I think we can forget about West Virginia and Arizona what with the latter being the home of our opponent (though I think AZ will closer than the CV presumes). I don't think Wisconsin and Iowa will be particularly close. I think New Hampshire might be but that it goes to Obama in the end. People are reading too much into one poll in Ohio while the numbers coming out of Florida seem to be consistently more encouraging than was expected. I think there will be enough resources to compete wherever the campaign believes they can be competitive. Virginia is more likely than Missouri. Nevada looks promising with all those new registrations but it isn't enough alone to get over the top. The firewall (Kerry states plus IA, NM, CO) though looks to be holding.
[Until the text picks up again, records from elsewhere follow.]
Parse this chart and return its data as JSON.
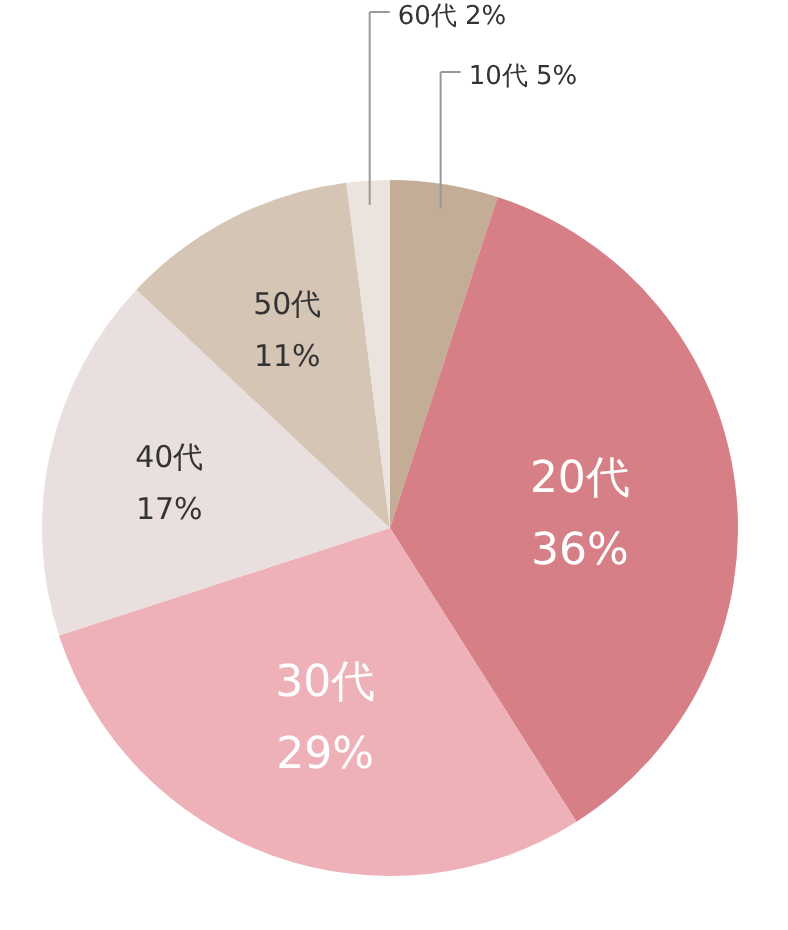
{
  "chart_data": {
    "type": "pie",
    "categories": [
      "10代",
      "20代",
      "30代",
      "40代",
      "50代",
      "60代"
    ],
    "values": [
      5,
      36,
      29,
      17,
      11,
      2
    ],
    "colors": [
      "#c4ad96",
      "#d67f87",
      "#edb1b7",
      "#e9dfde",
      "#d5c5b5",
      "#ebe3dd"
    ],
    "value_labels": [
      "5%",
      "36%",
      "29%",
      "17%",
      "11%",
      "2%"
    ]
  }
}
by conspiracy on Wed Jul 23, 2008 at 06:34:39 PM EST
[ Parent ]

Virginia is the crucial state (none / 0)

In my opinion. If the senator does not win Virginia, I doubt he will carry Ohio. Although he may still be able to build a majority by winning Colorado, Indiana and Montana.


by ann0nymous on Wed Jul 23, 2008 at 05:34:09 PM EST

Re: New Polling Developments (none / 0)

This won't be close. Stop worrying so much.


by QTG on Wed Jul 23, 2008 at 06:03:59 PM EST

Possibly (none / 0)

But anything could yet happen. July polling is historically a poor prognosticator. I think what we can say however is that if Obama does not win either Colorado or Virginia or Ohio (at least one of these) McCain will be president.


by conspiracy on Wed Jul 23, 2008 at 06:25:35 PM EST
[ Parent ]

Re: Possibly (none / 0)

New Mexico, Nevada, Iowa plus Kerry states gives 269 w/o Colo, Va or OH. According to 538.com a 269 result would lead to Obama.  


by RAULC on Wed Jul 23, 2008 at 06:56:42 PM EST
[ Parent ]

Theoretically yes (none / 0)

But do you trust the House to do the right thing? Never mind the issue of a mandate.